You wrote [bold emphasis mine]:
It was reported that
NASA managers have said the system is rated for two more rollbacks to the VAB, so after this hurricane decision it appears the stack will need to launch after its return to the launch pad.
The key word here is "rated". What that means is that NASA's engineers and safety officers, Boeing's engineers and safety officers, Northrop Grumman's engineers and safety officers, ULA's engineers and safety officers, Aerojet Rocketdyne's engineers and safety officers, Lockheed Martin's engineers and safety officers, Airbus's engineers and safety officers, as well as the engineers and safety officers from all the other contractors, involved space agencies, the Eastern Range, etc., when they made their safety checks many years ago, thought it would be enough to run their risk calculations for 5 rollouts.

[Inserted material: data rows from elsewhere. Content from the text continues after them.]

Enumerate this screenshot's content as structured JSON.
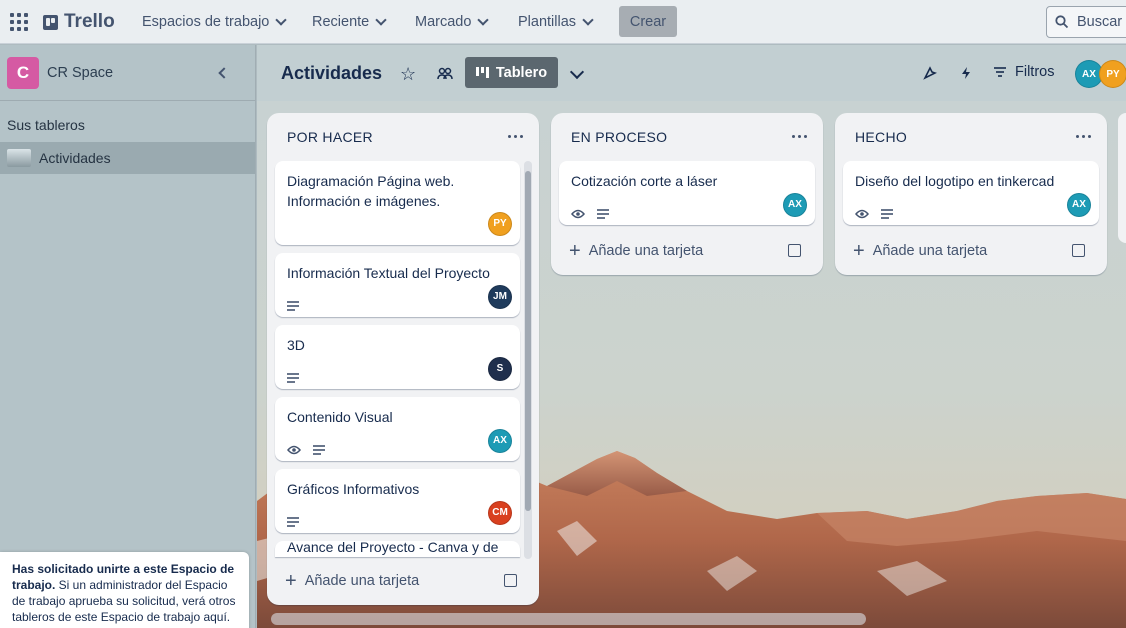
{
  "topbar": {
    "logo": "Trello",
    "nav": [
      {
        "label": "Espacios de trabajo"
      },
      {
        "label": "Reciente"
      },
      {
        "label": "Marcado"
      },
      {
        "label": "Plantillas"
      }
    ],
    "create_label": "Crear",
    "search_placeholder": "Buscar"
  },
  "sidebar": {
    "workspace_initial": "C",
    "workspace_name": "CR Space",
    "boards_title": "Sus tableros",
    "boards": [
      {
        "label": "Actividades"
      }
    ],
    "join_notice": {
      "bold": "Has solicitado unirte a este Espacio de trabajo.",
      "text": " Si un administrador del Espacio de trabajo aprueba su solicitud, verá otros tableros de este Espacio de trabajo aquí."
    }
  },
  "boardbar": {
    "title": "Actividades",
    "view_label": "Tablero",
    "filters_label": "Filtros",
    "members": [
      {
        "initials": "AX",
        "color": "#1d9bb5"
      },
      {
        "initials": "PY",
        "color": "#f0a01f"
      }
    ]
  },
  "lists": [
    {
      "title": "POR HACER",
      "add_label": "Añade una tarjeta",
      "cards": [
        {
          "title": "Diagramación Página web. Información e imágenes.",
          "member": "PY",
          "member_color": "#f0a01f",
          "watch": false,
          "desc": false
        },
        {
          "title": "Información Textual del Proyecto",
          "member": "JM",
          "member_color": "#1f3b5c",
          "watch": false,
          "desc": true
        },
        {
          "title": "3D",
          "member": "S",
          "member_color": "#1f2f4d",
          "watch": false,
          "desc": true
        },
        {
          "title": "Contenido Visual",
          "member": "AX",
          "member_color": "#1d9bb5",
          "watch": true,
          "desc": true
        },
        {
          "title": "Gráficos Informativos",
          "member": "CM",
          "member_color": "#d9401f",
          "watch": false,
          "desc": true
        },
        {
          "title": "Avance del Proyecto - Canva y de",
          "member": "",
          "member_color": "",
          "watch": false,
          "desc": false
        }
      ]
    },
    {
      "title": "EN PROCESO",
      "add_label": "Añade una tarjeta",
      "cards": [
        {
          "title": "Cotización corte a láser",
          "member": "AX",
          "member_color": "#1d9bb5",
          "watch": true,
          "desc": true
        }
      ]
    },
    {
      "title": "HECHO",
      "add_label": "Añade una tarjeta",
      "cards": [
        {
          "title": "Diseño del logotipo en tinkercad",
          "member": "AX",
          "member_color": "#1d9bb5",
          "watch": true,
          "desc": true
        }
      ]
    }
  ]
}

So, for now, all that this means is that after 5 rollouts, they need to run their calculations and assessments again, need to inspect the vehicle(s) to check what the actual status of the wear and tear is compared to the worst case assumptions they based their earlier assessment on, and write a new report.
It is highly likely that the result of this report will be that they extend the rating to a couple of more rollouts, simply because it is very unlikely that every single one of the previous rollouts met the worst-case criteria that they used in their calculations. In fact, it is highly likely that even in worst-case conditions, the stack can support more than 5 rollouts, however, they didn't bother to run the numbers because they didn't think they need it.
You can imagine that they calculated 5 rollouts through a hailstorm during an earthquake with the crawler breaking down halfway or something like that. (Note that I completely made those conditions up, but conceptually, that is how risk assessments work.) Since none of those things happened during the rollouts and rollbacks, it stands to reason that the stresses on the stack were much lower than assumed, and thus additional rollouts can be performed.
Here are just a couple of other examples where the actual performance of a vehicle, engine, or spacecraft far exceeded the rated performance:
- The Falcon 9 booster was designed for "at least ten" reflights with minimal refurbishment. The fleet leader now has flown 14 times.
- The Sojourner Mars rover was rated for a week to a month, but ended up operating for almost three months.
- The Spirit and Opportunity Mars rovers were rated for 90 days, but ended up operating for 6 and 14 years.
- The Curiosity Mars rover is rated for two years, but has been operating for over 10 years now and is still going strong.
- The Ingenuity Mars helicopter is rated for 3–5 flights and 30–45 days and to not survive the winter, but has been operating for 32 flights and well over 500 days and is still going strong.